Earlier this week I took a series of personality tests with hope that I may find a career to match me. My values, interests and passions are the driving forces behind finding my match.
My entire career has been all about marketing. Everything from using barter, events, street teams, print pieces, radio spots, digital ads, mobile, and integrated strategies. I’m a creative problem-solver, which makes me a great addition to any marketing team. However, I feel like I can do so much more and give back to my community. And yet, I’m not in a rush to figure it all out. “I would rather wait a week for the right answer than hours for the wrong one” – Downton Abbey.
In order for me to be true to myself I must begin to admit some things:
- I am highly driven and achieve the goals I set 90% of the time. However, I do not always set the most logical goals.
- I absolutely love music, but I am not talented enough to truly make something of it.

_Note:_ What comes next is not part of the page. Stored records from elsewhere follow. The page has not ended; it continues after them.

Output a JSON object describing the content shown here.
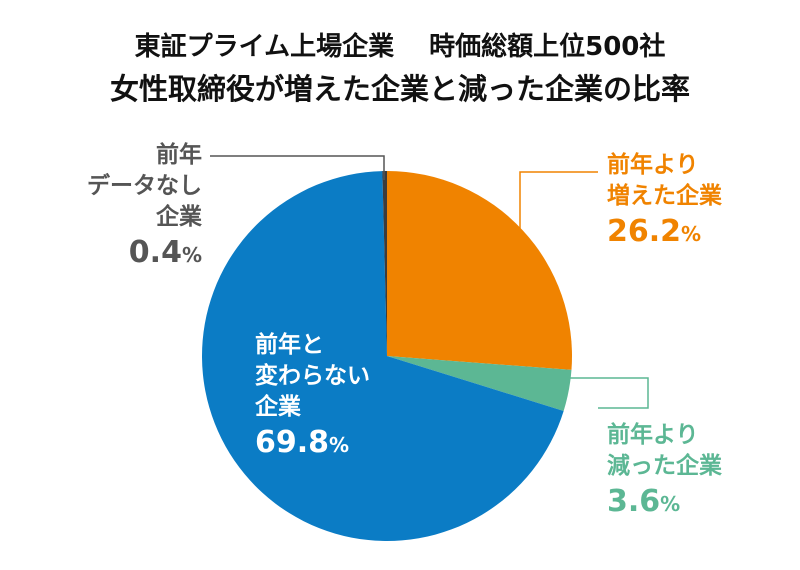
{
  "chart_data": {
    "type": "pie",
    "title": [
      "東証プライム上場企業　 時価総額上位500社",
      "女性取締役が増えた企業と減った企業の比率"
    ],
    "start_angle": "12 o'clock",
    "direction": "clockwise",
    "slices": [
      {
        "label": [
          "前年より",
          "増えた企業"
        ],
        "value": 26.2,
        "display": "26.2",
        "unit": "%",
        "color": "#F08300"
      },
      {
        "label": [
          "前年より",
          "減った企業"
        ],
        "value": 3.6,
        "display": "3.6",
        "unit": "%",
        "color": "#5CB794"
      },
      {
        "label": [
          "前年と",
          "変わらない",
          "企業"
        ],
        "value": 69.8,
        "display": "69.8",
        "unit": "%",
        "color": "#0B7CC5"
      },
      {
        "label": [
          "前年",
          "データなし",
          "企業"
        ],
        "value": 0.4,
        "display": "0.4",
        "unit": "%",
        "color": "#3C3C3C"
      }
    ]
  }
}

- Time after time I have been praised for my honesty, but I am still learning to be an effective communicator with those who prefer things more sugar coated.
- Though I’m a hard worker, I become lost in my work and lose sight of larger goals.

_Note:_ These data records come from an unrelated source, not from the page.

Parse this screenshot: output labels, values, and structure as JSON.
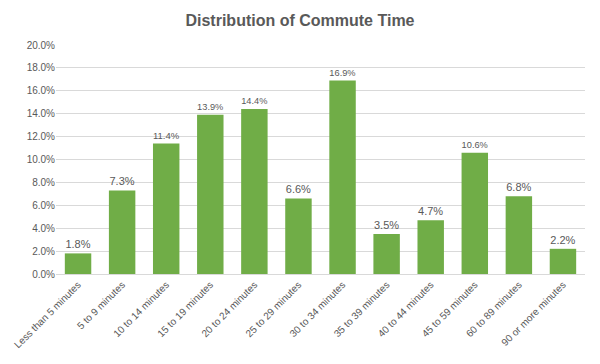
{
  "chart_data": {
    "type": "bar",
    "title": "Distribution of Commute Time",
    "categories": [
      "Less than 5 minutes",
      "5 to 9 minutes",
      "10 to 14 minutes",
      "15 to 19 minutes",
      "20 to 24 minutes",
      "25 to 29 minutes",
      "30 to 34 minutes",
      "35 to 39 minutes",
      "40 to 44 minutes",
      "45 to 59 minutes",
      "60 to 89 minutes",
      "90 or more minutes"
    ],
    "values": [
      1.8,
      7.3,
      11.4,
      13.9,
      14.4,
      6.6,
      16.9,
      3.5,
      4.7,
      10.6,
      6.8,
      2.2
    ],
    "value_labels": [
      "1.8%",
      "7.3%",
      "11.4%",
      "13.9%",
      "14.4%",
      "6.6%",
      "16.9%",
      "3.5%",
      "4.7%",
      "10.6%",
      "6.8%",
      "2.2%"
    ],
    "color": "#70ad47",
    "ylim": [
      0,
      20
    ],
    "yticks": [
      {
        "value": 0,
        "label": "0.0%"
      },
      {
        "value": 2,
        "label": "2.0%"
      },
      {
        "value": 4,
        "label": "4.0%"
      },
      {
        "value": 6,
        "label": "6.0%"
      },
      {
        "value": 8,
        "label": "8.0%"
      },
      {
        "value": 10,
        "label": "10.0%"
      },
      {
        "value": 12,
        "label": "12.0%"
      },
      {
        "value": 14,
        "label": "14.0%"
      },
      {
        "value": 16,
        "label": "16.0%"
      },
      {
        "value": 18,
        "label": "18.0%"
      },
      {
        "value": 20,
        "label": "20.0%"
      }
    ],
    "grid": true,
    "data_labels": true
  }
}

- At the office I am highly organized and know how to prioritize, but in my personal life and with my personal goals I am terrible at keeping up.
- Working with children gives me such joy, but I know that I do not want to be a teacher – at least not a traditional classroom teacher.

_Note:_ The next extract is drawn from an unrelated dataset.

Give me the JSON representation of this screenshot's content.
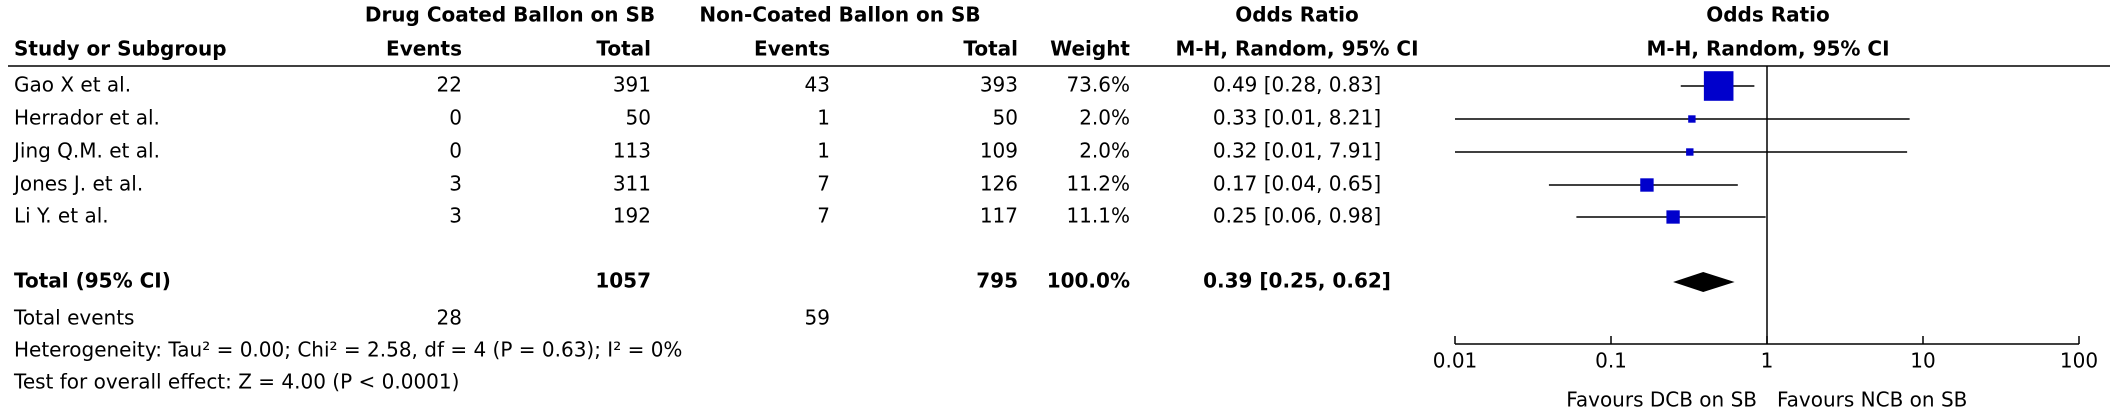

Taking all of this into consideration along with my strengths (leadership, helping people and relationship building) leads me to believe that I need to make some changes in my life…and not just say that I will.
Change #1 – This week I begin volunteering with GEN Austin – The Girls Empowerment Network. – in the clubGEN program. My instincts tell me that a group of middle school girls are going to change my perspective on many things.